The Trump administration is thinking about next steps after a stinging rebuke from the 9th Circuit Court of Appeals last week.

Among the options – floated by Trump himself – is rewriting or modifying the executive order.

Lawyers at the top tier of government are looking at how to do that, according to two sources close to the process.

“There’s a lot of lawyering going on,” one source said.

One option looks at clarifying or supplementing the executive order to abide by what the appeals court laid out about the due process rights afforded to legal permanent residents and valid visa holders.

White House press secretary Sean Spicer said the administration is looking at its options.

“We’re going to continue to look at all options legally,” Spicer said. “He has tasked the team to come up with options. If we can craft another executive order or orders that achieve the goal of keeping this country safe, that is something he would pursue.”

The administration wants to continue to fight what they see as an over-broad restraining order and could consider issuing more than one executive order splitting up the various classes of immigrants.

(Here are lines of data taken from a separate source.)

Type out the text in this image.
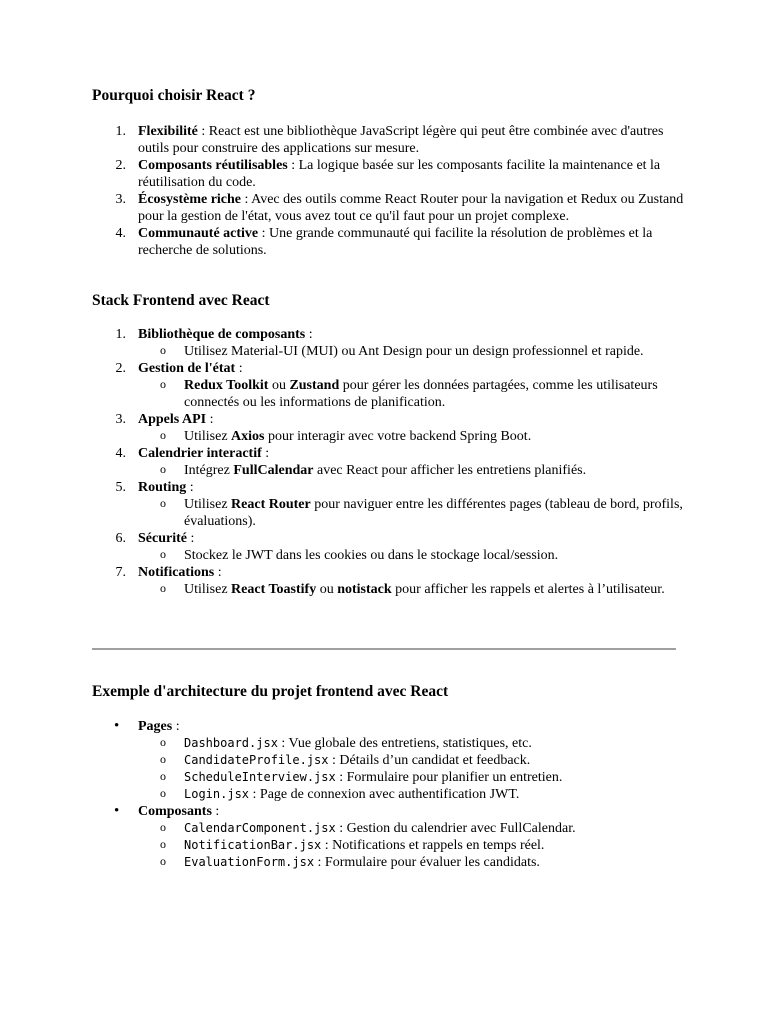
Pourquoi choisir React ?
1. Flexibilité : React est une bibliothèque JavaScript légère qui peut être combinée avec d'autres outils pour construire des applications sur mesure.
2. Composants réutilisables : La logique basée sur les composants facilite la maintenance et la réutilisation du code.
3. Écosystème riche : Avec des outils comme React Router pour la navigation et Redux ou Zustand pour la gestion de l'état, vous avez tout ce qu'il faut pour un projet complexe.
4. Communauté active : Une grande communauté qui facilite la résolution de problèmes et la recherche de solutions.
Stack Frontend avec React
1. Bibliothèque de composants :
o Utilisez Material-UI (MUI) ou Ant Design pour un design professionnel et rapide.
2. Gestion de l'état :
o Redux Toolkit ou Zustand pour gérer les données partagées, comme les utilisateurs connectés ou les informations de planification.
3. Appels API :
o Utilisez Axios pour interagir avec votre backend Spring Boot.
4. Calendrier interactif :
o Intégrez FullCalendar avec React pour afficher les entretiens planifiés.
5. Routing :
o Utilisez React Router pour naviguer entre les différentes pages (tableau de bord, profils, évaluations).
6. Sécurité :
o Stockez le JWT dans les cookies ou dans le stockage local/session.
7. Notifications :
o Utilisez React Toastify ou notistack pour afficher les rappels et alertes à l’utilisateur.
Exemple d'architecture du projet frontend avec React
• Pages :
o Dashboard.jsx : Vue globale des entretiens, statistiques, etc.
o CandidateProfile.jsx : Détails d’un candidat et feedback.
o ScheduleInterview.jsx : Formulaire pour planifier un entretien.
o Login.jsx : Page de connexion avec authentification JWT.
• Composants :
o CalendarComponent.jsx : Gestion du calendrier avec FullCalendar.
o NotificationBar.jsx : Notifications et rappels en temps réel.
o EvaluationForm.jsx : Formulaire pour évaluer les candidats.
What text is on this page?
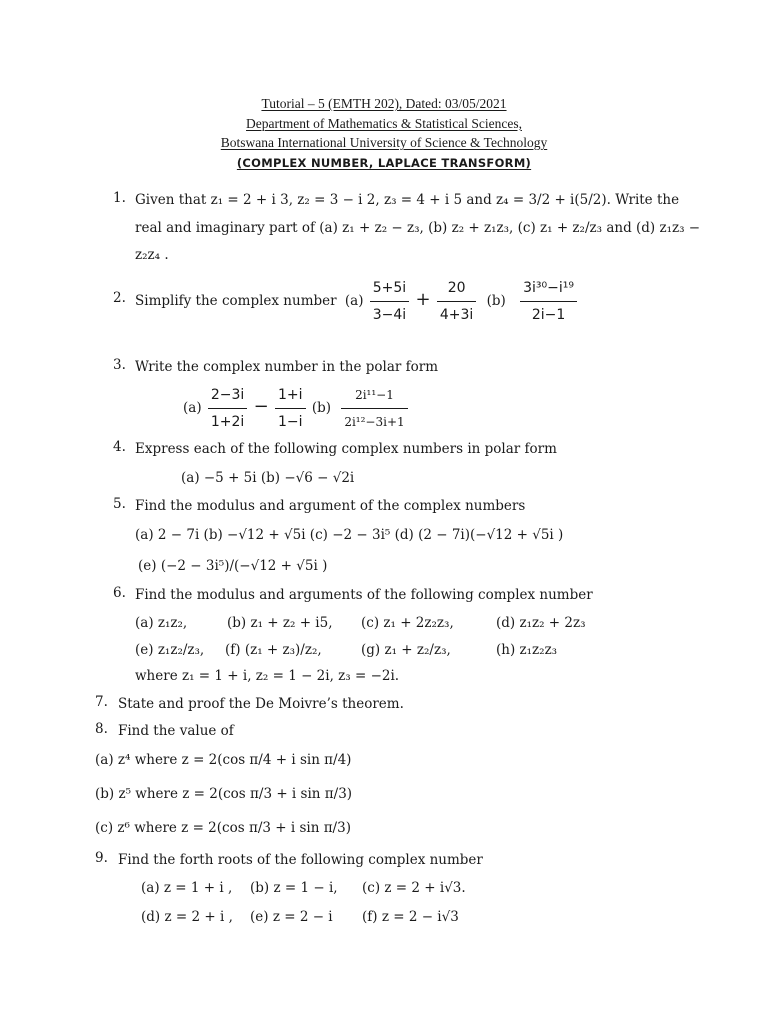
Tutorial – 5 (EMTH 202), Dated: 03/05/2021
Department of Mathematics & Statistical Sciences,
Botswana International University of Science & Technology
(COMPLEX NUMBER, LAPLACE TRANSFORM)
1. Given that z₁ = 2 + i 3, z₂ = 3 − i 2, z₃ = 4 + i 5 and z₄ = 3/2 + i(5/2). Write the
real and imaginary part of (a) z₁ + z₂ − z₃, (b) z₂ + z₁z₃, (c) z₁ + z₂/z₃ and (d) z₁z₃ −
z₂z₄ .
2. Simplify the complex number $(a) \frac{5+5i}{3-4i} + \frac{20}{4+3i} (b) \frac{\text{3i³⁰−i¹⁹}}{2i-1}$
3. Write the complex number in the polar form
$(a) \frac{2-3i}{1+2i} - \frac{1+i}{1-i} (b) \frac{\text{2i¹¹−1}}{\text{2i¹²−3i+1}}$
4. Express each of the following complex numbers in polar form
(a) −5 + 5i (b) −√6 − √2i
5. Find the modulus and argument of the complex numbers
(a) 2 − 7i (b) −√12 + √5i (c) −2 − 3i⁵ (d) (2 − 7i)(−√12 + √5i )
(e) (−2 − 3i⁵)/(−√12 + √5i )
6. Find the modulus and arguments of the following complex number
(a) z₁z₂,	(b) z₁ + z₂ + i5, (c) z₁ + 2z₂z₃,	(d) z₁z₂ + 2z₃
(e) z₁z₂/z₃, (f) (z₁ + z₃)/z₂,	(g) z₁ + z₂/z₃,	(h) z₁z₂z₃
where z₁ = 1 + i, z₂ = 1 − 2i, z₃ = −2i.
7. State and proof the De Moivre’s theorem.
8. Find the value of
(a) z⁴ where z = 2(cos π/4 + i sin π/4)
(b) z⁵ where z = 2(cos π/3 + i sin π/3)
(c) z⁶ where z = 2(cos π/3 + i sin π/3)
9. Find the forth roots of the following complex number
(a) z = 1 + i , (b) z = 1 − i, (c) z = 2 + i√3.
(d) z = 2 + i , (e) z = 2 − i (f) z = 2 − i√3
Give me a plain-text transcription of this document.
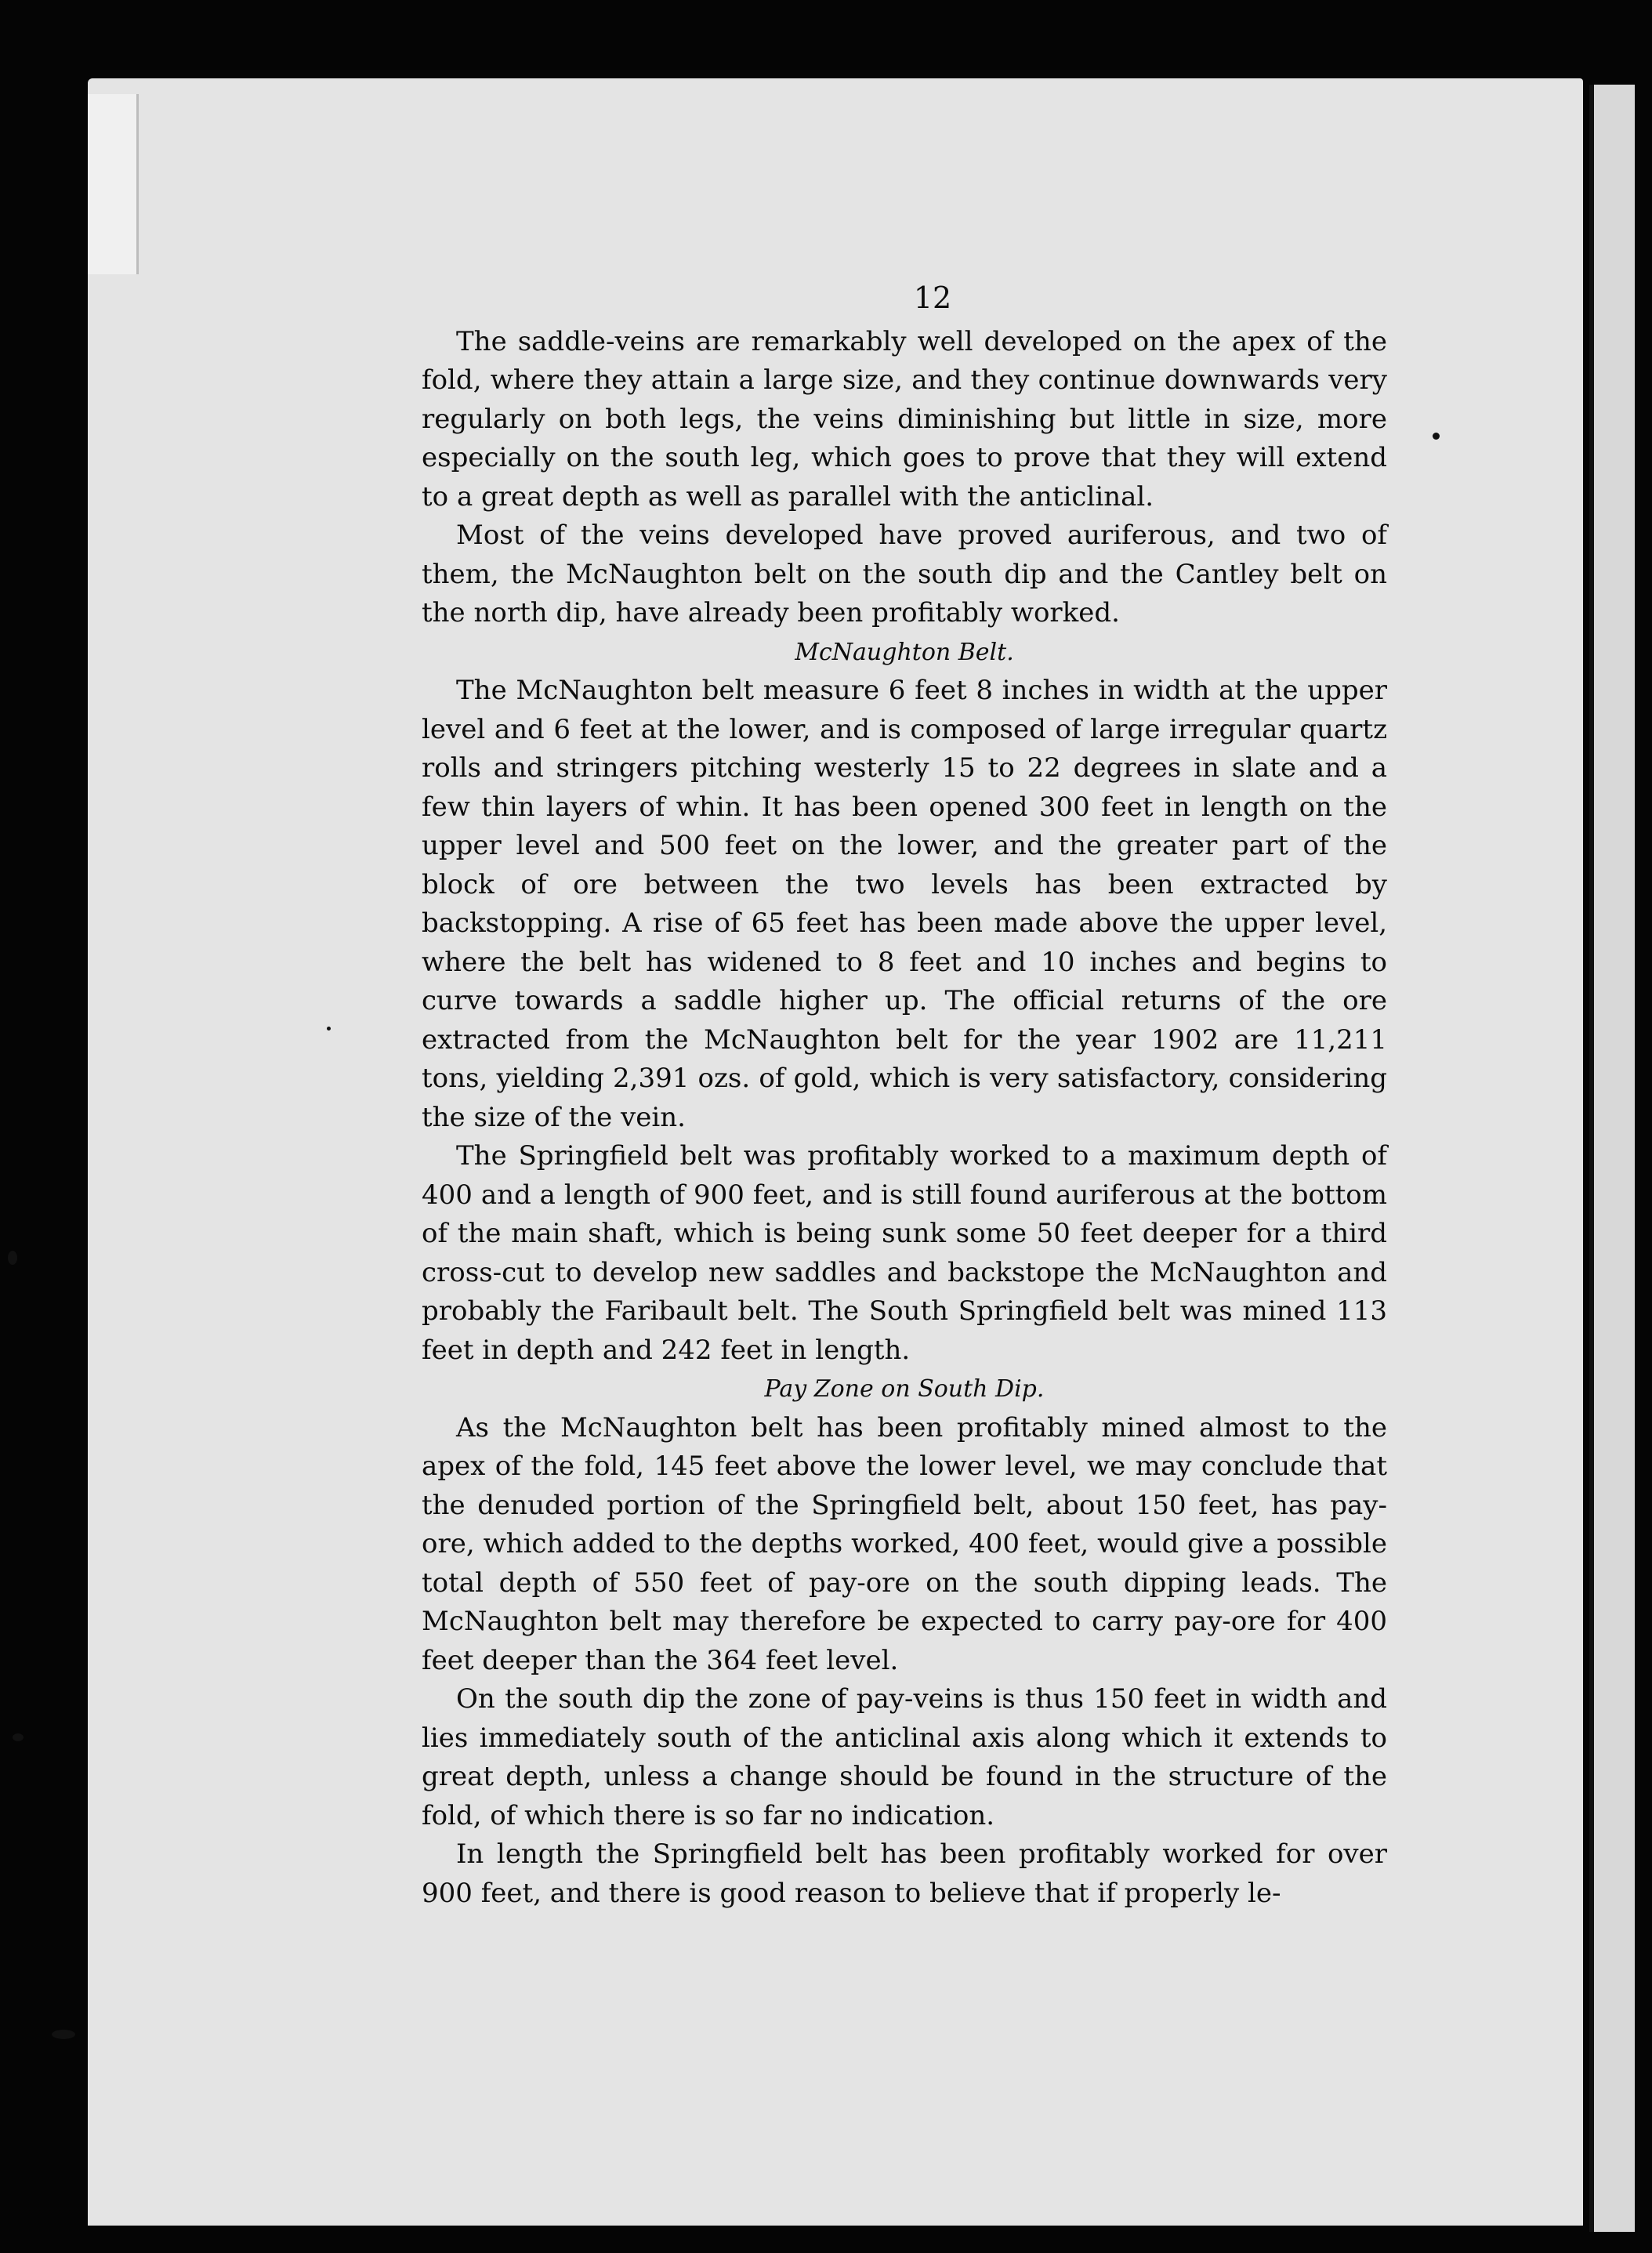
12

The saddle-veins are remarkably well developed on the apex of the fold, where they attain a large size, and they continue downwards very regularly on both legs, the veins diminishing but little in size, more especially on the south leg, which goes to prove that they will extend to a great depth as well as parallel with the anticlinal.

Most of the veins developed have proved auriferous, and two of them, the McNaughton belt on the south dip and the Cantley belt on the north dip, have already been profitably worked.

McNaughton Belt.

The McNaughton belt measure 6 feet 8 inches in width at the upper level and 6 feet at the lower, and is composed of large irregular quartz rolls and stringers pitching westerly 15 to 22 degrees in slate and a few thin layers of whin. It has been opened 300 feet in length on the upper level and 500 feet on the lower, and the greater part of the block of ore between the two levels has been extracted by backstopping. A rise of 65 feet has been made above the upper level, where the belt has widened to 8 feet and 10 inches and begins to curve towards a saddle higher up. The official returns of the ore extracted from the McNaughton belt for the year 1902 are 11,211 tons, yielding 2,391 ozs. of gold, which is very satisfactory, considering the size of the vein.

The Springfield belt was profitably worked to a maximum depth of 400 and a length of 900 feet, and is still found auriferous at the bottom of the main shaft, which is being sunk some 50 feet deeper for a third cross-cut to develop new saddles and backstope the McNaughton and probably the Faribault belt. The South Springfield belt was mined 113 feet in depth and 242 feet in length.

Pay Zone on South Dip.

As the McNaughton belt has been profitably mined almost to the apex of the fold, 145 feet above the lower level, we may conclude that the denuded portion of the Springfield belt, about 150 feet, has pay-ore, which added to the depths worked, 400 feet, would give a possible total depth of 550 feet of pay-ore on the south dipping leads. The McNaughton belt may therefore be expected to carry pay-ore for 400 feet deeper than the 364 feet level.

On the south dip the zone of pay-veins is thus 150 feet in width and lies immediately south of the anticlinal axis along which it extends to great depth, unless a change should be found in the structure of the fold, of which there is so far no indication.

In length the Springfield belt has been profitably worked for over 900 feet, and there is good reason to believe that if properly le-
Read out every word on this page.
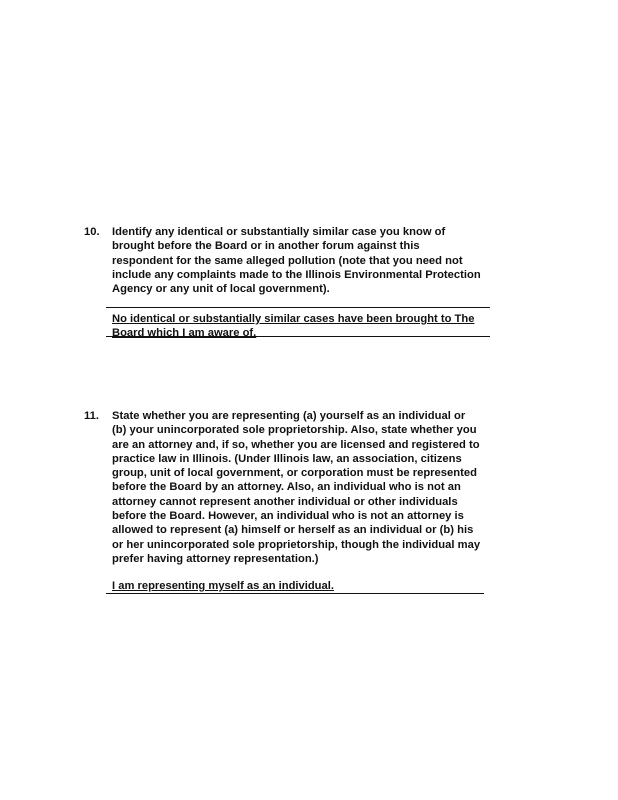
10. Identify any identical or substantially similar case you know of brought before the Board or in another forum against this respondent for the same alleged pollution (note that you need not include any complaints made to the Illinois Environmental Protection Agency or any unit of local government).

No identical or substantially similar cases have been brought to The Board which I am aware of.

11. State whether you are representing (a) yourself as an individual or (b) your unincorporated sole proprietorship. Also, state whether you are an attorney and, if so, whether you are licensed and registered to practice law in Illinois. (Under Illinois law, an association, citizens group, unit of local government, or corporation must be represented before the Board by an attorney. Also, an individual who is not an attorney cannot represent another individual or other individuals before the Board. However, an individual who is not an attorney is allowed to represent (a) himself or herself as an individual or (b) his or her unincorporated sole proprietorship, though the individual may prefer having attorney representation.)

I am representing myself as an individual.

One of the sources indicated that if there were a lesson learned from the first legal go-around it is that a district court judge issued a very broad temporary restraining order halting every key provision – instead of limiting the injunction to one class of plaintiffs.

The administration argues that the states have the weakest argument when it comes to those people who have never stepped foot in US soil.

The source believes that ultimately the administration will prevail on the merits. They don’t plan to immediately go to the Supreme Court, in the next few days aware that the current 4-4 split could hand them a loss.